For most writers success, if it comes, is built up in stages. At the time each step along the way will feel pretty good. But with the passage of time it fades. Robert Hull, writing in the current issue of The Author, the journal of the Society of Authors, reflects upon his status as publication dates fade into the past. “what do I do then as one of those who feel they're en route to un-authordom, and who exist in a ghost world of out-of-printedness?'
I'm very familiar with Hull's feeling. Soon after my book Counting the Days to Armageddon was published I joined the Society of Authors and I cracked on with trying to write a follow-up, building on that modest success. I was thirty thousand words into that project when I abandoned it because I wanted to change direction altogether.
I wrote a novel over the period of about three years. It did, in a way, build upon Counting the Days, being a story typical of some of the real people caught up in the kind of belief system I had studied as an academic. But it got nowhere and when I came to read it long afterwards I could see all too clearly that although it was utterly different in style from my first book, it was clearly an academic's attempt at fiction.

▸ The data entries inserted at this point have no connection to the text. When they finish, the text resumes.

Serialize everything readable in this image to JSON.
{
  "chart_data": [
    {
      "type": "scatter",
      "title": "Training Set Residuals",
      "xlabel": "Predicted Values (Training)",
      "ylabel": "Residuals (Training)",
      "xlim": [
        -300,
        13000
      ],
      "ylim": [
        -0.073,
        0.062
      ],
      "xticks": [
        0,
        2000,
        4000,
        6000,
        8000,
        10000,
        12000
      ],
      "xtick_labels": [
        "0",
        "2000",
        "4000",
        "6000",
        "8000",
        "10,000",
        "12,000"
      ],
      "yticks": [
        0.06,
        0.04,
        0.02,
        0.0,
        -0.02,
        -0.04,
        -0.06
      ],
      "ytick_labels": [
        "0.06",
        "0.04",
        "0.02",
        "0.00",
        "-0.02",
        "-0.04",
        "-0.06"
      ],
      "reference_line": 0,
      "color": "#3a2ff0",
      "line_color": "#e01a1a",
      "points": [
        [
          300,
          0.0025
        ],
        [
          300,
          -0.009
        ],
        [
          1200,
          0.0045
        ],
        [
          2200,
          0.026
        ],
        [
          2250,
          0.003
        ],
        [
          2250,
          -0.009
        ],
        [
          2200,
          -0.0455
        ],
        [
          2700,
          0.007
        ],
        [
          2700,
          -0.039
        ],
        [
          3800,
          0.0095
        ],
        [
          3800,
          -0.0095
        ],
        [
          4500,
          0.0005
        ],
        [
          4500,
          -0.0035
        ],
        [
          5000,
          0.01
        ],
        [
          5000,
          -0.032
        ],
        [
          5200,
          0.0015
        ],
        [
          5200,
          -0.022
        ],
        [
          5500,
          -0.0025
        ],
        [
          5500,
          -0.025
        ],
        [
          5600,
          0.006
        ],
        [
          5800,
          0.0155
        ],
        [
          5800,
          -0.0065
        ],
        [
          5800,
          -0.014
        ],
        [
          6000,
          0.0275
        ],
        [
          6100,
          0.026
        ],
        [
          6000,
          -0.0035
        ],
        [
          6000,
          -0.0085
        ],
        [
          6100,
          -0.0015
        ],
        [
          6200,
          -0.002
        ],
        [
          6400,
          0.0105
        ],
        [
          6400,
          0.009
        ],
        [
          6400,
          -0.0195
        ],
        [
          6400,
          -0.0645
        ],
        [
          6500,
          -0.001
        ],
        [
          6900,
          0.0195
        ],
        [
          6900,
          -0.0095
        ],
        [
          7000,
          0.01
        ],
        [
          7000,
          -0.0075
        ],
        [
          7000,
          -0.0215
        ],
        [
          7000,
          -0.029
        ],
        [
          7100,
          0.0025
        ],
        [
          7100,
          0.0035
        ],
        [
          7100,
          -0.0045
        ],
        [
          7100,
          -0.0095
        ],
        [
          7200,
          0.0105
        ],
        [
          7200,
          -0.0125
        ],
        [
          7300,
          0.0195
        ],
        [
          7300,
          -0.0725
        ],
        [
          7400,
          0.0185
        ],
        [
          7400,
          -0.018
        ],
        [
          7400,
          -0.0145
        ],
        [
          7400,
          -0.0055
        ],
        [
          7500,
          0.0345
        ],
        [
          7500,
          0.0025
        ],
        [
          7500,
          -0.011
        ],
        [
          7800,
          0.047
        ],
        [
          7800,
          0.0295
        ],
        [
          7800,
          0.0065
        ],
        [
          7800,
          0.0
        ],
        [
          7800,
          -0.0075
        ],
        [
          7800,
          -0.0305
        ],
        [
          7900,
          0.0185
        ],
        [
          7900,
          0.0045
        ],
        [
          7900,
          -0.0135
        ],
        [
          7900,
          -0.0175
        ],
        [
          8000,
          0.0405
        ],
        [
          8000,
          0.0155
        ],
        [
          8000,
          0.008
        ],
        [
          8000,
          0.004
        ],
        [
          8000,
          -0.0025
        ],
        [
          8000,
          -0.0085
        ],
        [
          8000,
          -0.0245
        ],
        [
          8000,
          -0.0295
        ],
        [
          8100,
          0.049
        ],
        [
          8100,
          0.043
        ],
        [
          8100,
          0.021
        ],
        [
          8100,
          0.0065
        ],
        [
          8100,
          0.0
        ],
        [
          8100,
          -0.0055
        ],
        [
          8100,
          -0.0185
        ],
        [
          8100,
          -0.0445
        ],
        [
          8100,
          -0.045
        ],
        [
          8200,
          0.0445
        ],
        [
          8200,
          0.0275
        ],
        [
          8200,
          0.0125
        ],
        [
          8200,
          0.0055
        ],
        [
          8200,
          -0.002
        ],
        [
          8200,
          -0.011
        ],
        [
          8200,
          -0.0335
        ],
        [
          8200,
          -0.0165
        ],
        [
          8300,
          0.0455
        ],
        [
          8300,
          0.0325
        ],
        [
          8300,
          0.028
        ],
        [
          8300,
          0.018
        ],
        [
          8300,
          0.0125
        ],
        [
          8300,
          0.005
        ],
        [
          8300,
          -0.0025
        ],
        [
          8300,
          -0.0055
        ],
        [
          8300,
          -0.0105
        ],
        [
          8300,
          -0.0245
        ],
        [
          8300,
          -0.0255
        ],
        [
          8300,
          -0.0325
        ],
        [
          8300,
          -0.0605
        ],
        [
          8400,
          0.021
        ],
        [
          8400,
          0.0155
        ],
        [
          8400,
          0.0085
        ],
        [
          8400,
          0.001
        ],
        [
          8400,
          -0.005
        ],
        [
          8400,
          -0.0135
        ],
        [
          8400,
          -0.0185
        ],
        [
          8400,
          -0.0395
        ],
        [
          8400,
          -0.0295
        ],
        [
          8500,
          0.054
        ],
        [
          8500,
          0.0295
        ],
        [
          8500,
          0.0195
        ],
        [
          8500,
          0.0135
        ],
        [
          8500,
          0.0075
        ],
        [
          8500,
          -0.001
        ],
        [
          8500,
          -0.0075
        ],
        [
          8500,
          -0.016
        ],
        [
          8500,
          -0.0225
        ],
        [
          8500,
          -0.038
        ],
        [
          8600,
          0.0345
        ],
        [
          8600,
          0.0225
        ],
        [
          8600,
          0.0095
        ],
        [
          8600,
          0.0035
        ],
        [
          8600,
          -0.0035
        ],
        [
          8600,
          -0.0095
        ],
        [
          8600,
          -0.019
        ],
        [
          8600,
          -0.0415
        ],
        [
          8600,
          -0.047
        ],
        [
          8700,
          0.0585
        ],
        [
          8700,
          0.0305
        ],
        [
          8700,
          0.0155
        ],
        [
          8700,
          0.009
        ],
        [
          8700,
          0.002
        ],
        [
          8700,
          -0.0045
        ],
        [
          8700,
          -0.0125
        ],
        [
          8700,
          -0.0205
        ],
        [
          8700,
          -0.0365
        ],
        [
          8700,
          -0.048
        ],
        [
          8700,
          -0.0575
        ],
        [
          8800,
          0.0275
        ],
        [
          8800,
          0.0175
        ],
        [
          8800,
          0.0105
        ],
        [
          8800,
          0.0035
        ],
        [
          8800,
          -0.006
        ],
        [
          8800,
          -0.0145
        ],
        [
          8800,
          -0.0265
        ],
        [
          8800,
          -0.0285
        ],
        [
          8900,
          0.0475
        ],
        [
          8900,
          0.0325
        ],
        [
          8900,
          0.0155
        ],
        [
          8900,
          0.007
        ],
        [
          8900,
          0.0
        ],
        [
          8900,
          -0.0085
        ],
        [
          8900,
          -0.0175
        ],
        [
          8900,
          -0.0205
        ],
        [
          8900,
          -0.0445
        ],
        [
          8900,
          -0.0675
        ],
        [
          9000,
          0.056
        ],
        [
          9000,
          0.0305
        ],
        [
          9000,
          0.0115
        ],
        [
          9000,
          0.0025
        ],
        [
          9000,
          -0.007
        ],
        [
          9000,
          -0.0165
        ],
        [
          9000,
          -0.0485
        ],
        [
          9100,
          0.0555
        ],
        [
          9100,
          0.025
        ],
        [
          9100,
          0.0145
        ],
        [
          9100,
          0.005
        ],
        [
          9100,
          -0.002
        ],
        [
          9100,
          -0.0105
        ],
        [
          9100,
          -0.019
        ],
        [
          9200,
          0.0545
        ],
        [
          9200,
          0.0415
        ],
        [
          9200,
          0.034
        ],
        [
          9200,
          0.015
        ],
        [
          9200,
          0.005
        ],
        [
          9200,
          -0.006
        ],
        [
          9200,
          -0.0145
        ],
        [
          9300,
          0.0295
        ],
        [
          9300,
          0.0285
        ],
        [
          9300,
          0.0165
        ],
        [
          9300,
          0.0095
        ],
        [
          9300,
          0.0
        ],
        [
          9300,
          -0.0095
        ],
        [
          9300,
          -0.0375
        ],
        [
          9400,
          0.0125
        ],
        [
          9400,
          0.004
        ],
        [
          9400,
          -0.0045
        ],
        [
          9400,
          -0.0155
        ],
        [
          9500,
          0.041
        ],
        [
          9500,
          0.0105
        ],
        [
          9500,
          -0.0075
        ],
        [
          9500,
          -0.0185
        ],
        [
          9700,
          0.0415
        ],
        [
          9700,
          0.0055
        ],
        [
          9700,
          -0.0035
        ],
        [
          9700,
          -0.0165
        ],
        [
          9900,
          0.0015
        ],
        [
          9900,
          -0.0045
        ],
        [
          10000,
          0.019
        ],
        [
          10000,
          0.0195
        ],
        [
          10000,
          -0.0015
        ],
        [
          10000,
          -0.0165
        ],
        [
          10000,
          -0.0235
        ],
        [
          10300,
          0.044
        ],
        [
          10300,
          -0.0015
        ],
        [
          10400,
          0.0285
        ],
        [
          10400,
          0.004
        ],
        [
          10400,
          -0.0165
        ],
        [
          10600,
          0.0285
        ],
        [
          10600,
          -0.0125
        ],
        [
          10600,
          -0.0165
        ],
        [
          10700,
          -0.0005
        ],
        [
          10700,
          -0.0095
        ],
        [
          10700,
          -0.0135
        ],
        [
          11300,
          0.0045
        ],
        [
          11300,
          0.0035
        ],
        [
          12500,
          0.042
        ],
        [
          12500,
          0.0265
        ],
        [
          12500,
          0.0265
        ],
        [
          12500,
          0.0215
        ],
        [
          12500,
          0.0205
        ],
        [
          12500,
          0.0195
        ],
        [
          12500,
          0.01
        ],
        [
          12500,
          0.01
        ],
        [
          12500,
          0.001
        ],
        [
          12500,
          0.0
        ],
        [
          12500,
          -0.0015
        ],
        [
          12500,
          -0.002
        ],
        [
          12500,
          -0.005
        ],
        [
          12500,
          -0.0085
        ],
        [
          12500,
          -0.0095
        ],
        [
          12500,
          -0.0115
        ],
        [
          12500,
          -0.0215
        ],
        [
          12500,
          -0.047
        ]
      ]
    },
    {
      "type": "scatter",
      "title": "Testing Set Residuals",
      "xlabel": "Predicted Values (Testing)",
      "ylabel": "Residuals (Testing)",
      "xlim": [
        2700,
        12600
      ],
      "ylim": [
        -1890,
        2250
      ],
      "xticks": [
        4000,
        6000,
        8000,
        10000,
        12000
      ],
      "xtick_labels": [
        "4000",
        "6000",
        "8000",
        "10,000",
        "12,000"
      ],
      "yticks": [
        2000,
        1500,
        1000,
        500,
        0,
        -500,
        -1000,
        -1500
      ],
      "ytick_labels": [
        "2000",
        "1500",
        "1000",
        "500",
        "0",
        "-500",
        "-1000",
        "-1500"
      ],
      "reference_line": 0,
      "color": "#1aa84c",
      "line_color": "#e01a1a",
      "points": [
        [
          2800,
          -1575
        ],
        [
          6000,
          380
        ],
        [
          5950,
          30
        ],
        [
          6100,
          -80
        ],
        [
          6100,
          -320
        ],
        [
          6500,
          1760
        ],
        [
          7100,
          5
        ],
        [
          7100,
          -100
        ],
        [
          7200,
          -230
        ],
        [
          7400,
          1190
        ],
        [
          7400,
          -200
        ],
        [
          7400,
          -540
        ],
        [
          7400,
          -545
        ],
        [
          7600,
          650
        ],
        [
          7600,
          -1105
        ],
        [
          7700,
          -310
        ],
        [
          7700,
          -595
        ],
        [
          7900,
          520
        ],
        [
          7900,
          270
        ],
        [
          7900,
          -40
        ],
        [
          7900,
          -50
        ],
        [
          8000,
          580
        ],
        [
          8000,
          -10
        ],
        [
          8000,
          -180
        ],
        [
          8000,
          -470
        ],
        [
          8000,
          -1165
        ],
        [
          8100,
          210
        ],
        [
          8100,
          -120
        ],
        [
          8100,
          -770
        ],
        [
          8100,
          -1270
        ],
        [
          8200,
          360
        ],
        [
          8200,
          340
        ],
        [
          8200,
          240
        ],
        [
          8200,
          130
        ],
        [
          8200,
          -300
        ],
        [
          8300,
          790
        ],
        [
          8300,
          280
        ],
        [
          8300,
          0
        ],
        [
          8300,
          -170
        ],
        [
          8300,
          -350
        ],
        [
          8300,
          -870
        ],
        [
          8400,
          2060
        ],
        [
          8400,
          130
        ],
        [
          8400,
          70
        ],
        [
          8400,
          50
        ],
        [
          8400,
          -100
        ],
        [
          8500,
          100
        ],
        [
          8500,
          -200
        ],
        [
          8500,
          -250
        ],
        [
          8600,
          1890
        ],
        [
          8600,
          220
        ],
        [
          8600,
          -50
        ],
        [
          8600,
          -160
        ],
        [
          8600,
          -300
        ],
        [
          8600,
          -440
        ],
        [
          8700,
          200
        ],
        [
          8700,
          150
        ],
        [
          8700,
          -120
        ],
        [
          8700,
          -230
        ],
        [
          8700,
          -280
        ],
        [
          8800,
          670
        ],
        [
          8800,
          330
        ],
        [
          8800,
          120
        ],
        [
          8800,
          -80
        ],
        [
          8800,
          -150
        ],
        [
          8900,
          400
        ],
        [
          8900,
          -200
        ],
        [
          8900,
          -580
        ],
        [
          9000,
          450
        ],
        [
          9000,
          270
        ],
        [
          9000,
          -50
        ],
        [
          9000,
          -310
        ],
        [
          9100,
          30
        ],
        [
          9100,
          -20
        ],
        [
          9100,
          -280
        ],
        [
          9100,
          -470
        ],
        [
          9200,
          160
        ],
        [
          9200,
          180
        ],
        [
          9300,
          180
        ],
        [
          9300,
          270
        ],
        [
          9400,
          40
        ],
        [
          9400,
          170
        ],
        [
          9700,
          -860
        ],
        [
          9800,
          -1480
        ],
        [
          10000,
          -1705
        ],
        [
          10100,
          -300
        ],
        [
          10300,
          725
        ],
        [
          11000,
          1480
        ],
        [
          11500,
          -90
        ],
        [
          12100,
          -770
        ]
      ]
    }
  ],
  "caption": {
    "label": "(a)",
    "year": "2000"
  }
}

With Bunderlin I found my writer's voice. I loved it, I was pleased with it and hopeful for its success but every time a new issue of The Author dropped through my letterbox I felt like a fraud because publication was long in the past. Bunderlin found a publisher. It went on sale this time last year. And it even got reviewed on The Spectator's book blog. So at last I had topped up my modest success.
The most gratifying honour came to me only this morning. I received an invitation to become a Member of The Welsh Academy. “Membership and Fellowship is by invitation only and is offered to writers as a mark of peer recognition of their contribution to the literature of Wales.” I feel greatly honoured.